My uncle walked, or rather stumped, three times up and down the room; and he then stopped short, folded his arms, and came to a decision,—

“If the girl likes you, your duty is doubly clear: you can’t take advantage of it. You have done right to leave the house, for the temptation might be too strong.”

“But what excuse shall I make to Mr. Trevanion?” said I, feebly; “what story can I invent? So careless as he is while he trusts, so penetrating if he once suspects, he will see through all my subterfuges, and—and—”

“It is as plain as a pikestaff,” said my uncle, abruptly, “and there need be no subterfuge in the matter. ‘I must leave you, Mr. Trevanion.’ ‘Why?’ says he. ‘Don’t ask me.’ He insists. ‘Well then, sir, if you must know, I love your daughter. I have nothing, she is a great heiress. You will not approve of that love, and therefore I leave you!’ That is the course that becomes an English gentleman. Eh, Austin?”
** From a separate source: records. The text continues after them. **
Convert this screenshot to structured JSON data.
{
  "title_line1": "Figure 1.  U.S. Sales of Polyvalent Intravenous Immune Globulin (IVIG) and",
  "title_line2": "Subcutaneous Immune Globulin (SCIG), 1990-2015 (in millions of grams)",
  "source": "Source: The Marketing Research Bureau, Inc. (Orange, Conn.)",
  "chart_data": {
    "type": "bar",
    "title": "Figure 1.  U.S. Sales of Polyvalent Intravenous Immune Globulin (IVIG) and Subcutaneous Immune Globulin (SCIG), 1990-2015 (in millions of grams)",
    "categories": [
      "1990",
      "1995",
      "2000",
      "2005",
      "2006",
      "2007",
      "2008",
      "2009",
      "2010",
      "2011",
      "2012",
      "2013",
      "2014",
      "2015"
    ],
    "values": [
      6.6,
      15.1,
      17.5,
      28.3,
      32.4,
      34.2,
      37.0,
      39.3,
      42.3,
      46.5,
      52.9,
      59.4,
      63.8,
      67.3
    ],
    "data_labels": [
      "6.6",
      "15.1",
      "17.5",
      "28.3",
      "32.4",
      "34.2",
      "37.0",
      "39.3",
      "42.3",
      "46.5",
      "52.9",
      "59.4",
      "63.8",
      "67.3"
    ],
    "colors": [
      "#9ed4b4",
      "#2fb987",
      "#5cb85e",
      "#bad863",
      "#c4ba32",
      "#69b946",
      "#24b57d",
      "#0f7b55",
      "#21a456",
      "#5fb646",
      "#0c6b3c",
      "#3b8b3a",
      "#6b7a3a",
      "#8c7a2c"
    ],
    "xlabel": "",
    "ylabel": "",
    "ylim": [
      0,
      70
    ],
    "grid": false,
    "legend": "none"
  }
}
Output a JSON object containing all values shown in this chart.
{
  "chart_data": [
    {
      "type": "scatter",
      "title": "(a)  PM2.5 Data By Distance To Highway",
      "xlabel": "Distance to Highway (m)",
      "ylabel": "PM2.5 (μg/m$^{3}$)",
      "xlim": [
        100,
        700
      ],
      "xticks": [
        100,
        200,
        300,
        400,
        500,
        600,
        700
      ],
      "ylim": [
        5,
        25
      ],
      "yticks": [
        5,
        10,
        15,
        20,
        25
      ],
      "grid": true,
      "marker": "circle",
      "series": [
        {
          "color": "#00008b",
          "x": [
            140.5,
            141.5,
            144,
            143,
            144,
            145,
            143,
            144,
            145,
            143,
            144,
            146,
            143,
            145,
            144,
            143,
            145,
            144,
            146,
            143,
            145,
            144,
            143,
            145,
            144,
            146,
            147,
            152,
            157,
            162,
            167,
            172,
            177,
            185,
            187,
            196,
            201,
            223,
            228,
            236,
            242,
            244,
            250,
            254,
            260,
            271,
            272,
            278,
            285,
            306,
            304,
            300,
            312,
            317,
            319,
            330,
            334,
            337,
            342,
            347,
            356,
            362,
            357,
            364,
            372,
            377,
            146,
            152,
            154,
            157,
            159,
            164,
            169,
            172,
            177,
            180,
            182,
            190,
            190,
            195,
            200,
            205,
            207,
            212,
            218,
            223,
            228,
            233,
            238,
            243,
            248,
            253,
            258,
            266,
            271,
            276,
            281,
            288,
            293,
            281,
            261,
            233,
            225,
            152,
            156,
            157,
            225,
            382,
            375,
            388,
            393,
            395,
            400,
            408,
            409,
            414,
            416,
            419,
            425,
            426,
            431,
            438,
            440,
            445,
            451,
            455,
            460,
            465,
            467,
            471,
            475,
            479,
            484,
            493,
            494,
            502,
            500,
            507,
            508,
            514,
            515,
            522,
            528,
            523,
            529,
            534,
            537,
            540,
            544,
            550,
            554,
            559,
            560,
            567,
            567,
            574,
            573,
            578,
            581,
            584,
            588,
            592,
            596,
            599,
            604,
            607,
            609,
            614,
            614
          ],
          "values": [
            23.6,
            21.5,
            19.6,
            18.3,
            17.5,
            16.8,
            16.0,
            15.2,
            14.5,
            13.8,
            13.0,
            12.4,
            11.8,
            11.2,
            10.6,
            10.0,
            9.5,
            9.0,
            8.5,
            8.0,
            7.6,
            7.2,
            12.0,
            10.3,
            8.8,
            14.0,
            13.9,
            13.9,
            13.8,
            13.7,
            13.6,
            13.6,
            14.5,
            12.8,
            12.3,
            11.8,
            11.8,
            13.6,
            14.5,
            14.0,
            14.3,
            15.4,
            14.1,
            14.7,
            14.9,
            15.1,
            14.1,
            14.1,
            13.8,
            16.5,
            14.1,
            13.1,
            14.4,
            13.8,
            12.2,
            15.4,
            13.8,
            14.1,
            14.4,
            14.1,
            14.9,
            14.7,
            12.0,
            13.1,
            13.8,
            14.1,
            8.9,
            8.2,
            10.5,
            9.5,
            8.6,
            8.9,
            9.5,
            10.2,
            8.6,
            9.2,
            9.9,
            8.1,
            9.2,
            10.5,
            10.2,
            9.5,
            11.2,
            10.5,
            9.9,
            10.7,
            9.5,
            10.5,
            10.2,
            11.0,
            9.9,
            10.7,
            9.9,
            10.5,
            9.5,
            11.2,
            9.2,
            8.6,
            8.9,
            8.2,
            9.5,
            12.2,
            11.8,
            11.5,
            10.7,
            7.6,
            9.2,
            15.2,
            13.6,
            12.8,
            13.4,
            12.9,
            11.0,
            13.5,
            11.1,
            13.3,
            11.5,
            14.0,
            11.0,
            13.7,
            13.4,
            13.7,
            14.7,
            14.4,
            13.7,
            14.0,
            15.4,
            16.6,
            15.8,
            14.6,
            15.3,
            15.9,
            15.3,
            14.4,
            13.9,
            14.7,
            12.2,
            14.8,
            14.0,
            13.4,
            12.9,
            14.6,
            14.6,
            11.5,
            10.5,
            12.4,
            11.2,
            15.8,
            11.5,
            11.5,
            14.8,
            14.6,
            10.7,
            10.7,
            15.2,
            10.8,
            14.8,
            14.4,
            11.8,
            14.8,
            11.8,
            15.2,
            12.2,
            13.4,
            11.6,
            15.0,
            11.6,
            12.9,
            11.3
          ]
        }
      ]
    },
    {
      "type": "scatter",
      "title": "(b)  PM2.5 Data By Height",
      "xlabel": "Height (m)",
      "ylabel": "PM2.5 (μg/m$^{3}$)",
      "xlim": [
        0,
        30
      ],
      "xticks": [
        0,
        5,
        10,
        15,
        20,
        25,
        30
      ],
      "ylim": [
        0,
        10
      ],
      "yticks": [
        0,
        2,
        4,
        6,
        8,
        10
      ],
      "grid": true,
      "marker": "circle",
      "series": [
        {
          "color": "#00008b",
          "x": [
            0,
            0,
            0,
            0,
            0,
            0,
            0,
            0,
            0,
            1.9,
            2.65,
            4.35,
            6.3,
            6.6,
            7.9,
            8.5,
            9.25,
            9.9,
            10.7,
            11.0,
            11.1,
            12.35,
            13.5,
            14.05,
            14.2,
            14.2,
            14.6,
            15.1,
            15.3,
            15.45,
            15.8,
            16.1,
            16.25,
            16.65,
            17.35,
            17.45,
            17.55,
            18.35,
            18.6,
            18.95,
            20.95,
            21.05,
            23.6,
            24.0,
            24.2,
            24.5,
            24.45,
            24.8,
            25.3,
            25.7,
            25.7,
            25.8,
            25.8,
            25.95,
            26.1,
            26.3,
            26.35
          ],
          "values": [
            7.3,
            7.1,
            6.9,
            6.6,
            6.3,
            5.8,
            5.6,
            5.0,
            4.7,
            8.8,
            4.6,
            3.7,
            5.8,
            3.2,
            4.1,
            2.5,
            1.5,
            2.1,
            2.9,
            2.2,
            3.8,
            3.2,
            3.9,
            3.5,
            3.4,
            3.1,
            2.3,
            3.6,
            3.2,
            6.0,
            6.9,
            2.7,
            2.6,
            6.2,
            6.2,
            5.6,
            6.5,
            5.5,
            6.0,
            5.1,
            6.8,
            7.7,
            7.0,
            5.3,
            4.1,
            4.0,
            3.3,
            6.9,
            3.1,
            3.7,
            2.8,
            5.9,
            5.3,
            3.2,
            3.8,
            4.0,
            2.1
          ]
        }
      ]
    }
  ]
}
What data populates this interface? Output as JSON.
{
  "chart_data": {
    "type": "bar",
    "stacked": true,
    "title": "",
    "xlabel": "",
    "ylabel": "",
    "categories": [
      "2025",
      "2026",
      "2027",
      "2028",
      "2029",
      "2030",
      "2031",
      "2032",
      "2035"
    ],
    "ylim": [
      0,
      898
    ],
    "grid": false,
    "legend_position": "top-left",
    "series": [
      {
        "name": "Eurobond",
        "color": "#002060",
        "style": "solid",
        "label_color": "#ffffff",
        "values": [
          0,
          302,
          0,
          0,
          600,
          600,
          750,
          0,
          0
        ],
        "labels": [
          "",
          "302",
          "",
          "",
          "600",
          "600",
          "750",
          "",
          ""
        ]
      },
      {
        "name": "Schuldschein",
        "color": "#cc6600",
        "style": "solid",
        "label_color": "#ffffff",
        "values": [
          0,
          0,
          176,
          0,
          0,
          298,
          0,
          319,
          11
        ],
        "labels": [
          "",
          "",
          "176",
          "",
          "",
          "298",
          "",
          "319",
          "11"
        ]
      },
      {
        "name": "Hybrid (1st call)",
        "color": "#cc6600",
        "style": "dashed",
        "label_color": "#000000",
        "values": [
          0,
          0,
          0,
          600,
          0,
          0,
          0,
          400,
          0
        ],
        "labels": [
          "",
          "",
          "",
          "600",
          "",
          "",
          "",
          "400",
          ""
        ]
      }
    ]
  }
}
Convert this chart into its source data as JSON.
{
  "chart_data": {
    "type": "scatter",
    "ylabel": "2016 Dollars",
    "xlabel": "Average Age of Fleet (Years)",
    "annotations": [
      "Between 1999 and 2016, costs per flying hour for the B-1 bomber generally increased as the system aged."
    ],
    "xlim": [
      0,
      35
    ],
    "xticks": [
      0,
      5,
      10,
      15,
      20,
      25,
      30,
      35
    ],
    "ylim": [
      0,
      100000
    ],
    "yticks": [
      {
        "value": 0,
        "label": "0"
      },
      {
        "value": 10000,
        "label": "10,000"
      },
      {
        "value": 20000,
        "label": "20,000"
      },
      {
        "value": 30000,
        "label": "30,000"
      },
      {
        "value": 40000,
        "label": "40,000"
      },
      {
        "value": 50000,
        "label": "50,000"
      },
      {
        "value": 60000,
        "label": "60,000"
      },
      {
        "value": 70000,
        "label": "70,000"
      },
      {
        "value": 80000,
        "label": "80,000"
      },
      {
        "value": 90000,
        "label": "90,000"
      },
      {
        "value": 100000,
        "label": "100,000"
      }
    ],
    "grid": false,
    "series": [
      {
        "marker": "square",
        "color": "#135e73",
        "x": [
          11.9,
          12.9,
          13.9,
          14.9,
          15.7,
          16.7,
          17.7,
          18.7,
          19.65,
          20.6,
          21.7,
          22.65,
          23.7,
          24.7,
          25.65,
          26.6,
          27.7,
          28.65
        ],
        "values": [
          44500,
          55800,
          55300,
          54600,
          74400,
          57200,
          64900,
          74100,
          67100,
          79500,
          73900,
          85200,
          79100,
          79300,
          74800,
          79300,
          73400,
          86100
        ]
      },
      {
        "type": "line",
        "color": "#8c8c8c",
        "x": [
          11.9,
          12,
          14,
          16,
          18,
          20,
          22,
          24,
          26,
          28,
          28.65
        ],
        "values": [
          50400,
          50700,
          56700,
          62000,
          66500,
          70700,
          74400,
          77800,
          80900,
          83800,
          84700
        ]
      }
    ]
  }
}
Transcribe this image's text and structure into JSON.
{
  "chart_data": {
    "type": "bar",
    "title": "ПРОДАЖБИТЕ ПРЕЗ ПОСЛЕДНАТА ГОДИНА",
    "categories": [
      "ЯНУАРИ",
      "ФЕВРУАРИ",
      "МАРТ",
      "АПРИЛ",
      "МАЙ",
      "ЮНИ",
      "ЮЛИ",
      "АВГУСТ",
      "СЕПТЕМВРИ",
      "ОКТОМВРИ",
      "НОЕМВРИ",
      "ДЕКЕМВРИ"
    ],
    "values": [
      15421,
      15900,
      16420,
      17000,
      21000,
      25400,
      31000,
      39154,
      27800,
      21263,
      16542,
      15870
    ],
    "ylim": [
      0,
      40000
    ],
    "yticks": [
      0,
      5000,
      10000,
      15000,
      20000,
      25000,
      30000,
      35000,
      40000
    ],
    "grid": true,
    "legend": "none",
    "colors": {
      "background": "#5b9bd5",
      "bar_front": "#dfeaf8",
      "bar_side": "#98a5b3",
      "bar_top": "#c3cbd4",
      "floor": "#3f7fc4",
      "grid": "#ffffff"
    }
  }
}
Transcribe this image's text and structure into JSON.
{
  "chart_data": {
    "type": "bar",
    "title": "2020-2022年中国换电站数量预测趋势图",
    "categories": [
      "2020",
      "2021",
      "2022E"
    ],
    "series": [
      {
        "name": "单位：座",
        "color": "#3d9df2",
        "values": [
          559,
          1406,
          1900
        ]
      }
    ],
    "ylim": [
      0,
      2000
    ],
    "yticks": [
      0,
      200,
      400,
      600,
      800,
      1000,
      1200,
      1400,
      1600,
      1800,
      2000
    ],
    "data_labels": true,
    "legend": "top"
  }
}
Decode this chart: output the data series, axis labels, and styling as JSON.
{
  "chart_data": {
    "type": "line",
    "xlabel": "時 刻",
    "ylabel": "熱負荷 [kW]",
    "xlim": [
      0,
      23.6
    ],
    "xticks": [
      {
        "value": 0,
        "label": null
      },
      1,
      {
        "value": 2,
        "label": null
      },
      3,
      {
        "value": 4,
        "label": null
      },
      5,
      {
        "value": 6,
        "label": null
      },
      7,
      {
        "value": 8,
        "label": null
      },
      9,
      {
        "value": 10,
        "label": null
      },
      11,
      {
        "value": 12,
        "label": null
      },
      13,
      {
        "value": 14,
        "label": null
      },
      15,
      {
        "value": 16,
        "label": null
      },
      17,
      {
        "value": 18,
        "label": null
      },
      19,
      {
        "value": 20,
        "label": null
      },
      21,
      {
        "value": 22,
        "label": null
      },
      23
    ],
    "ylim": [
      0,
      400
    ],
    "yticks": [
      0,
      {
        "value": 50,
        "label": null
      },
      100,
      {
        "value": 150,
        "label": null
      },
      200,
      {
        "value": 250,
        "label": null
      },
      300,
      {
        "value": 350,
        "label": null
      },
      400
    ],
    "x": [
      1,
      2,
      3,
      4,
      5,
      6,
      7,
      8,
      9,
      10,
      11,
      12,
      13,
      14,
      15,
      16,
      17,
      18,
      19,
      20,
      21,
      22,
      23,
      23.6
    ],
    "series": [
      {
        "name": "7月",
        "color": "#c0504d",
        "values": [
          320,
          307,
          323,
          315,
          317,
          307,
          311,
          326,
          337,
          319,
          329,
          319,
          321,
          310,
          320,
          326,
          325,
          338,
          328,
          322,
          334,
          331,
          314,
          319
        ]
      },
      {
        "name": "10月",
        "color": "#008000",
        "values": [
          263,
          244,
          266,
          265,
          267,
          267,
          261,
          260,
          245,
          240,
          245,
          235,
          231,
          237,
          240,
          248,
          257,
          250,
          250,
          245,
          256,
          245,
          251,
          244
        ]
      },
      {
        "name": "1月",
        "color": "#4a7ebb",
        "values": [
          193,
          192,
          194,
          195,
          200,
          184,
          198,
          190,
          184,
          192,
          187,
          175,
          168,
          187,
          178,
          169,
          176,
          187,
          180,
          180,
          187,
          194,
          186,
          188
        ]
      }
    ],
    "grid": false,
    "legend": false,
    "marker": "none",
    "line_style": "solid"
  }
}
“You are never wrong when your instincts speak, Roland,” said my father. “Can you say this, Pisistratus, or shall I say it for you?”

“Let him say it himself,” said Roland, “and let him judge himself of the answer. He is young, he is clever, he may make a figure in the world. Trevanion may answer, ‘Win the lady after you have won the laurel, like the knights of old.’ At all events you will hear the worst.”

 

“I will go,” said I, firmly; and I took my hat and left the room. As I was passing the landing-place, a light step stole down the upper flight of stairs, and a little hand seized my own. I turned quickly, and met the full, dark, seriously sweet eyes of my cousin Blanche.

“Don’t go away yet, Sisty,” said she, coaxingly. “I have been waiting for you, for I heard your voice, and did not like to come in and disturb you.”

“And why did you wait for me, my little Blanche?”

“Why! only to see you. But your eyes are red. Oh, cousin!” and before I was aware of her childish impulse, she had sprung to my neck and kissed me. Now Blanche was not like most children, and was very sparing of her caresses. So it was out of the deeps of a kind heart that that kiss came. I returned it without a word; and putting her down gently, descended the stairs, and was in the streets. But I had not got far before I heard my father’s voice; and he came up, and hooking his arm into mine, said, “Are there not two of us that suffer? Let us be together!” I pressed his arm, and we walked on in silence. But when we were near Trevanion’s house, I said hesitatingly, “Would it not be better, sir, that I went in alone? If there is to be an explanation between Mr. Trevanion and myself, would it not seem as if your presence implied either a request to him that would lower us both, or a doubt of me that—”

“You will go in alone, of course; I will wait for you—”

“Not in the streets—oh, no! father,” cried I, touched inexpressibly. For all this was so unlike my father’s habits that I felt remorse to have so communicated my young griefs to the calm dignity of his serene life.

“My son, you do not know how I love you; I have only known it myself lately. Look you, I am living in you now, my first-born; not in my other son,—the Great Book: I must have my way. Go in; that is the door, is it not?”

I pressed my father’s hand, and I felt then, that while that hand could reply to mine, even the loss of Fanny Trevanion could not leave the world a blank. How much we have before us in life, while we retain our parents! How much to strive and to hope for! what a motive in the conquest of our sorrow, that they may not sorrow with us!